Bijou groped for her spectacles, balancing them on her nose while struggling her feet to the floor.

She did not need to ask. She stood, rocking to her feet—perhaps the urgency of crisis was not a panacea after all. The previous day’s robes hung over her vanity stool. She shrugged them on, thrusting buttons through holes with an aching thumb, and faced herself in her mirror, where she made her face stern and empty.

Of course, he had waited for Kaalha’s season to pass, and Vajhir’s to begin. At least it was winter and not the killing summer. But he must have begun his campaign then.

Bijou stared at herself sternly in the mirror, and tucked her hammer in her sash before she went out to face the Necromancer, brushing past the kapikulu at her front door as if they were no more than cords of hanging coins and crystals.

Kaulas came with her bone raven on his shoulder, as if to prove that she could wrest from him nothing that he could not take back. But she had Brazen at her side to give the lie, and jackals glared green-eyes from every shadow. Kaulas walked, his gait crisp and unhurried, and Bijou stood with her gnarled hands on her gnarled stick and watched him walk—tall and stern and as spry as if he were not easily as old as she—at the head of his army of the dead, all of them filling up the broad boulevard that led to her front door.

Bijou had something of an army behind her, as well. Brazen and his men-at-arms and his mechanicals at her left hand. The child and the jackals at her right. Her creatures arrayed behind her—the ones she had made over years past from relicts and mementos mori, and the new ones who were still-living, salvaged from Kaulas’ creeping necrosis. Ambrosius clattered at her feet, and just behind her Lazybones dragged itself over the cobblestones with a rowing motion, scratching the mirrors on its belly but determined not to be left behind.

“Kaulas,” she said, when she thought he was close enough to hear her. He was certainly close enough for the stench to carry.
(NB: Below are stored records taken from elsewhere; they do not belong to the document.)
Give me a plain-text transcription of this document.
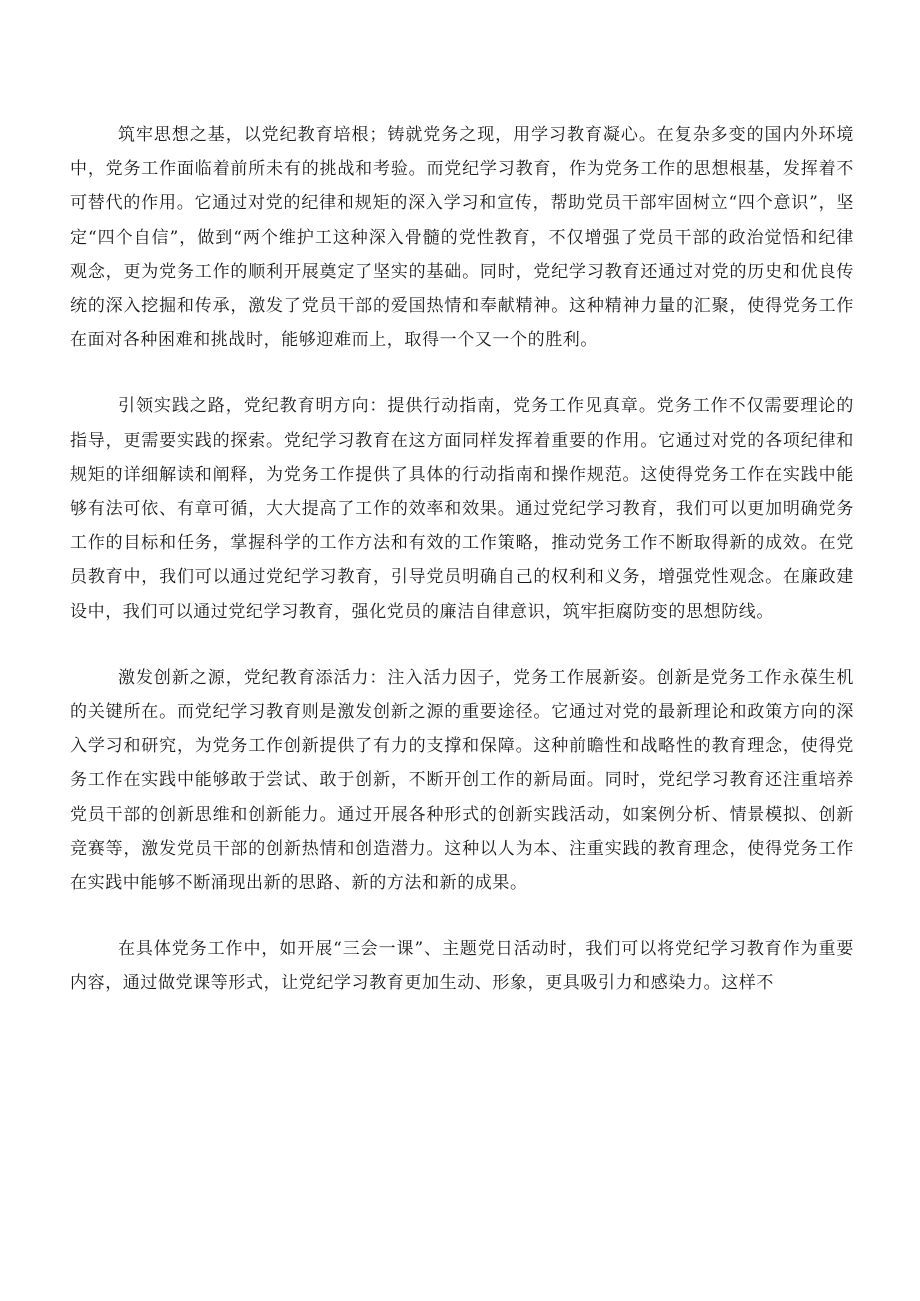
筑牢思想之基，以党纪教育培根；铸就党务之现，用学习教育凝心。在复杂多变的国内外环境中，党务工作面临着前所未有的挑战和考验。而党纪学习教育，作为党务工作的思想根基，发挥着不可替代的作用。它通过对党的纪律和规矩的深入学习和宣传，帮助党员干部牢固树立“四个意识”，坚定“四个自信”，做到“两个维护工这种深入骨髓的党性教育，不仅增强了党员干部的政治觉悟和纪律观念，更为党务工作的顺利开展奠定了坚实的基础。同时，党纪学习教育还通过对党的历史和优良传统的深入挖掘和传承，激发了党员干部的爱国热情和奉献精神。这种精神力量的汇聚，使得党务工作在面对各种困难和挑战时，能够迎难而上，取得一个又一个的胜利。

引领实践之路，党纪教育明方向：提供行动指南，党务工作见真章。党务工作不仅需要理论的指导，更需要实践的探索。党纪学习教育在这方面同样发挥着重要的作用。它通过对党的各项纪律和规矩的详细解读和阐释，为党务工作提供了具体的行动指南和操作规范。这使得党务工作在实践中能够有法可依、有章可循，大大提高了工作的效率和效果。通过党纪学习教育，我们可以更加明确党务工作的目标和任务，掌握科学的工作方法和有效的工作策略，推动党务工作不断取得新的成效。在党员教育中，我们可以通过党纪学习教育，引导党员明确自己的权利和义务，增强党性观念。在廉政建设中，我们可以通过党纪学习教育，强化党员的廉洁自律意识，筑牢拒腐防变的思想防线。

激发创新之源，党纪教育添活力：注入活力因子，党务工作展新姿。创新是党务工作永葆生机的关键所在。而党纪学习教育则是激发创新之源的重要途径。它通过对党的最新理论和政策方向的深入学习和研究，为党务工作创新提供了有力的支撑和保障。这种前瞻性和战略性的教育理念，使得党务工作在实践中能够敢于尝试、敢于创新，不断开创工作的新局面。同时，党纪学习教育还注重培养党员干部的创新思维和创新能力。通过开展各种形式的创新实践活动，如案例分析、情景模拟、创新竞赛等，激发党员干部的创新热情和创造潜力。这种以人为本、注重实践的教育理念，使得党务工作在实践中能够不断涌现出新的思路、新的方法和新的成果。

在具体党务工作中，如开展“三会一课”、主题党日活动时，我们可以将党纪学习教育作为重要内容，通过做党课等形式，让党纪学习教育更加生动、形象，更具吸引力和感染力。这样不
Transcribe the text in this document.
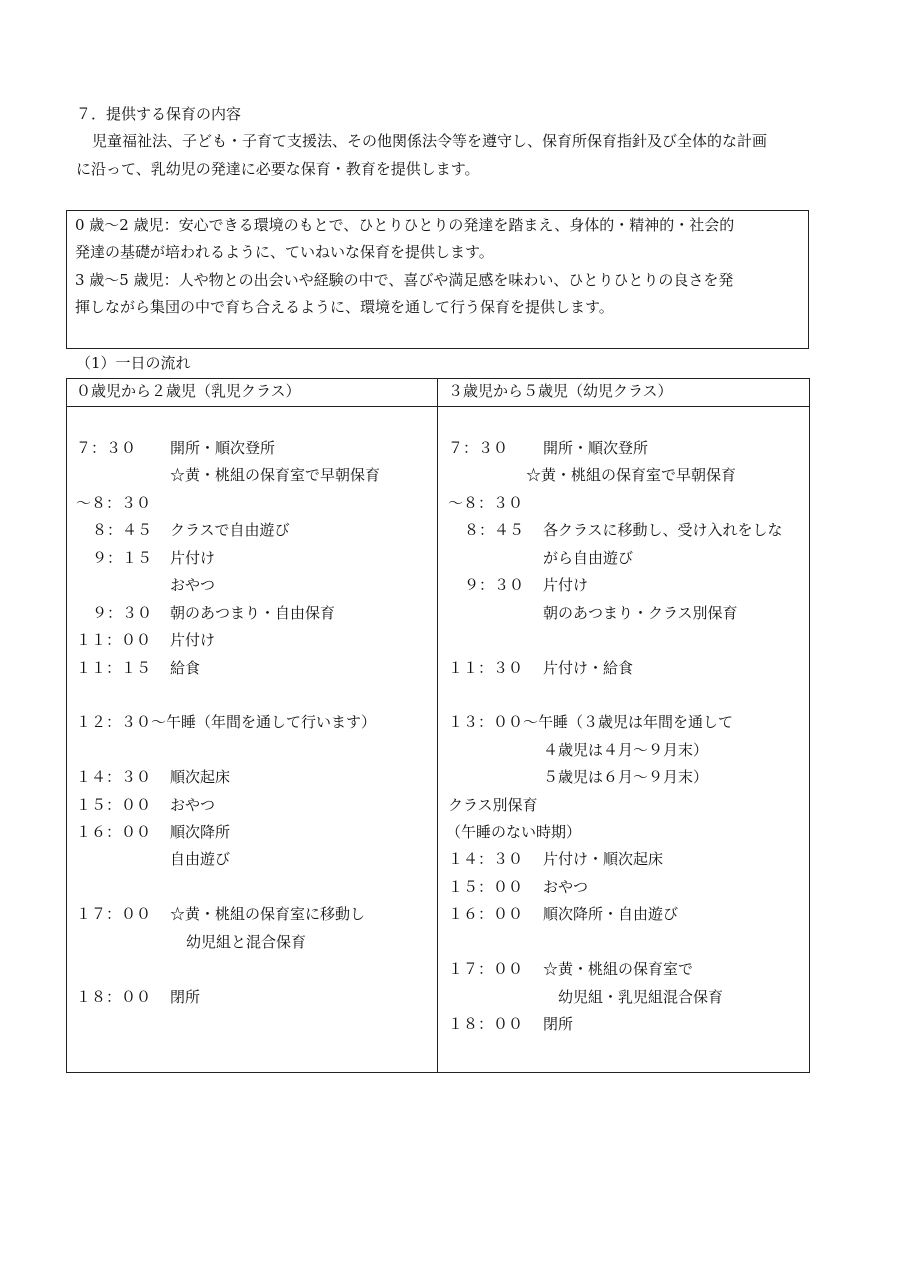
７．提供する保育の内容
児童福祉法、子ども・子育て支援法、その他関係法令等を遵守し、保育所保育指針及び全体的な計画
に沿って、乳幼児の発達に必要な保育・教育を提供します。
0 歳～2 歳児：安心できる環境のもとで、ひとりひとりの発達を踏まえ、身体的・精神的・社会的
発達の基礎が培われるように、ていねいな保育を提供します。
3 歳～5 歳児：人や物との出会いや経験の中で、喜びや満足感を味わい、ひとりひとりの良さを発
揮しながら集団の中で育ち合えるように、環境を通して行う保育を提供します。
（1）一日の流れ
０歳児から２歳児（乳児クラス）	３歳児から５歳児（幼児クラス）
７：３０ 開所・順次登所
☆黄・桃組の保育室で早朝保育
～８：３０
８：４５ クラスで自由遊び
９：１５ 片付け
おやつ
９：３０ 朝のあつまり・自由保育
１１：００ 片付け
１１：１５ 給食
１２：３０～午睡（年間を通して行います）
１４：３０ 順次起床
１５：００ おやつ
１６：００ 順次降所
自由遊び
１７：００ ☆黄・桃組の保育室に移動し
幼児組と混合保育
１８：００ 閉所
７：３０ 開所・順次登所
☆黄・桃組の保育室で早朝保育
～８：３０
８：４５ 各クラスに移動し、受け入れをしな
がら自由遊び
９：３０ 片付け
朝のあつまり・クラス別保育
１１：３０ 片付け・給食
１３：００～午睡（３歳児は年間を通して
４歳児は４月～９月末）
５歳児は６月～９月末）
クラス別保育
（午睡のない時期）
１４：３０ 片付け・順次起床
１５：００ おやつ
１６：００ 順次降所・自由遊び
１７：００ ☆黄・桃組の保育室で
幼児組・乳児組混合保育
１８：００ 閉所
He came a few strides closer before he halted, as if to prove she could not make him hesitate. No surprise there, she thought. She never could.

The jeweled insect brooches in her hair danced in anticipation. “Kaulas,” she said again. “Don’t pretend that you can’t hear me.”
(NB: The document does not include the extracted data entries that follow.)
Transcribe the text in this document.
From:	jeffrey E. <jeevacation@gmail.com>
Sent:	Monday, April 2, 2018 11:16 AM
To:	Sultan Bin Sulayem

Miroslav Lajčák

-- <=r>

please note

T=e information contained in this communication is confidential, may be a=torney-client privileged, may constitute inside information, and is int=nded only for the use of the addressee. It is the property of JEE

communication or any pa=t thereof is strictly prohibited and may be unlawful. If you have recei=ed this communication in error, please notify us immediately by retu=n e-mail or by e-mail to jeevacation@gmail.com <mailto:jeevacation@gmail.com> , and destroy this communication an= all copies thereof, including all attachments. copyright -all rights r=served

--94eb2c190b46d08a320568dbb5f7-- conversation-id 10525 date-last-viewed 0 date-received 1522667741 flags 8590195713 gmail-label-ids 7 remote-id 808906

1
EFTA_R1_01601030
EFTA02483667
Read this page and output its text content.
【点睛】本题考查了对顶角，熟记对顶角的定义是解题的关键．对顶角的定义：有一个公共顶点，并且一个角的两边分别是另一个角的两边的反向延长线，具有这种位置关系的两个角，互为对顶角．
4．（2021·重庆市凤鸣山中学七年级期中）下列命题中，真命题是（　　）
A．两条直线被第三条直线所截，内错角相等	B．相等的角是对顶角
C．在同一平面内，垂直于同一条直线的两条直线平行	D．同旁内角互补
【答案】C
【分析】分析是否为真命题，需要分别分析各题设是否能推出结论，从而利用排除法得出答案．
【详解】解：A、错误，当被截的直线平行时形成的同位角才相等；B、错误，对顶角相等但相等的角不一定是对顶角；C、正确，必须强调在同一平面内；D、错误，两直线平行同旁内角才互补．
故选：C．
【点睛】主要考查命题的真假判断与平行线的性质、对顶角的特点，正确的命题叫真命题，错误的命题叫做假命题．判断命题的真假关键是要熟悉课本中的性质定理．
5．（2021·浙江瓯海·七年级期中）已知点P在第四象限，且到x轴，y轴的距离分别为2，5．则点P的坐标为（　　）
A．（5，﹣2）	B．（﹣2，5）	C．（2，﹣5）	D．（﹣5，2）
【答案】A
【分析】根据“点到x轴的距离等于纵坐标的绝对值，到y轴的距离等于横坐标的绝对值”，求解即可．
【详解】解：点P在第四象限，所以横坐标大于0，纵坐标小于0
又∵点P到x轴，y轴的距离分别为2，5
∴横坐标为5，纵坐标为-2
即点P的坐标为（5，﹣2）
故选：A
In defiance of the desert, Kaulas wore black: a flapping-tailed northern coat and trousers over a crisp white shirt tied at the collar in a bow. Bijou looked at his hard-planed cheeks, the sagging line of what had been a beautiful jaw. She had had one of her own, once upon a time. She might have lifted a hand to brush her wattled throat, but she would not give Kaulas the satisfaction of seeing her fidget.
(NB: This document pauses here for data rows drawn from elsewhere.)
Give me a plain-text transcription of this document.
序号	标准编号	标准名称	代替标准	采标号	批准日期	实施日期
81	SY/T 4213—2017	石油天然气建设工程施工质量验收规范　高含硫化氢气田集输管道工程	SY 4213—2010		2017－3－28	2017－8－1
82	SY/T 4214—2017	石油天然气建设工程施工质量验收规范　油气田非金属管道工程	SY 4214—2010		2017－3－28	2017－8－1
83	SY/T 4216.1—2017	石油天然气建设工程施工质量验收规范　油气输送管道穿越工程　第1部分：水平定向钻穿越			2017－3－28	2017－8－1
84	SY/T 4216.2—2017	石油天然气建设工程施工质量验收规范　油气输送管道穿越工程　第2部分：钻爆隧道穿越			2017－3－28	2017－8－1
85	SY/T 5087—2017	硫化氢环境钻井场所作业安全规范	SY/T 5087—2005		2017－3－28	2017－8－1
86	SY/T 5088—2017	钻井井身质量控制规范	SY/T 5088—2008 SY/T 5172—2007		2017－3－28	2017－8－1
“Well,” she said, “You have my attention. For once. What did you plan to do with it?”

“Keep it,” he said.

One bony hand made an elegant gesture, and something came forward from the press of animate dead behind him. A woman, Bijou thought at first. Though she came walking slowly, veiled as if against the desert dust and heat, Bijou knew her walk. Though it had been a sorcerer’s lifetime since Bijou bid her farewell, she knew the tilt of her head.